Não me lembro de Osmar político,
candidato a prefeito de Taiobeiras,
porque aí, eu já morava
em Montes Claros. Talvez por uns dois
passeios rápidos por lá,
quando eu ia ver Olímpia e
a minha família, tenho lembranças
poucas, “flashes” dos
acontecimentos, com um quadro mergulhado
de paixões, a situação
batendo duro, furtando escandalosamente
para não perder o mando, não
respeitando nem a elegância
de Osmar. Lembro-me de Laury lutando
com todas as forças, até
pegando em armas, como um dia em que
ela espantou uma multidão de
adversários, fazendo todos
correrem sob a mira de uma carabina.
Mas de Osmar, não me lembro!
Sua capacidade só diplomática,
elevada, acima das efervescências
maledicentes, não pôde
lhe conduzir a vitória. Votos
comprados, urnas fraudadas, todo tipo
de astúcias e tramóias
dos adversários tiraram a sua
vez. Triste e desiludido mudou-se
para Montes Claros. Secretamente,
caladão, nunca cicatrizou a
paixão da derrota. Com amargo
sorriso era que falava da política
de Taiobeiras. Acredito que esperava,
se mais vivesse, dar um elegante troco
àquela gente de sua terra.
Em Montes Claros, sempre comerciante,
ao lado de Dudu ou sozinho, Osmar
talvez tenha sido o empresário
mais amado e querido por seus clientes
e fornecedores. Não sei e talvez
ninguém saiba de alguém
que não gostasse dele. As pessoas
o adoravam e nele confiavam sem limitações.
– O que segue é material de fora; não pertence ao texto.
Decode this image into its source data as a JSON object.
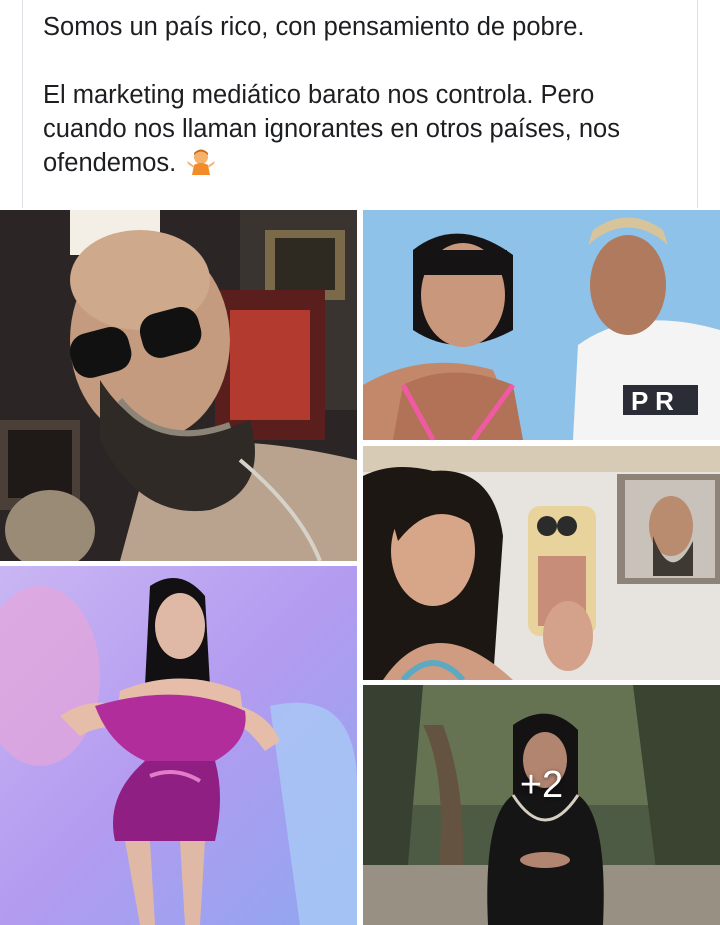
{
  "post": {
    "line1": "Somos un país rico, con pensamiento de pobre.",
    "line2": "El marketing mediático barato nos controla. Pero cuando nos llaman ignorantes en otros países, nos ofendemos.",
    "emoji_icon": "person-shrugging-icon"
  },
  "gallery": {
    "photos": [
      {
        "name": "bearded-man-selfie",
        "jersey_text": ""
      },
      {
        "name": "couple-photo",
        "jersey_text": "P R"
      },
      {
        "name": "woman-mirror-selfie"
      },
      {
        "name": "woman-pink-dress"
      },
      {
        "name": "woman-black-dress"
      }
    ],
    "more_count_label": "+2"
  },
  "colors": {
    "text": "#1c1e21",
    "border": "#dcdfe3",
    "overlay_text": "#ffffff"
  }
}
Nenhum documento valia mais que a
palavra de Osmar. Nenhum prazo era
tão rígido no comércio
que ele não pudesse ceder em
favor de um devedor mais apertado.
Quantas vezes Dudu não ficou
com o coração nas mãos
diante da bondade de Osmar, sempre
ajustando vencimentos, sempre ajudando
alguém! Osmar era uma espécie
de pai dos pobres e deserdados, que
o digam os pequenos comerciantes de
Montes Claros e de todas as cidades
do Norte de Minas e Sul da Bahia.
Até hoje vejo-os chorar de
saudades!
Osmar Cunha, elista, rotariano, marido,
pai, irmão, companheiro e professor
de muitos, nunca foi um homem comum,
nem só um homem elegante. A
estrela de ouro que, por nobreza,
deixou no mundo, por muito tempo ainda
brilhará e abrirará
caminhos de luz, de amizade e de admiração!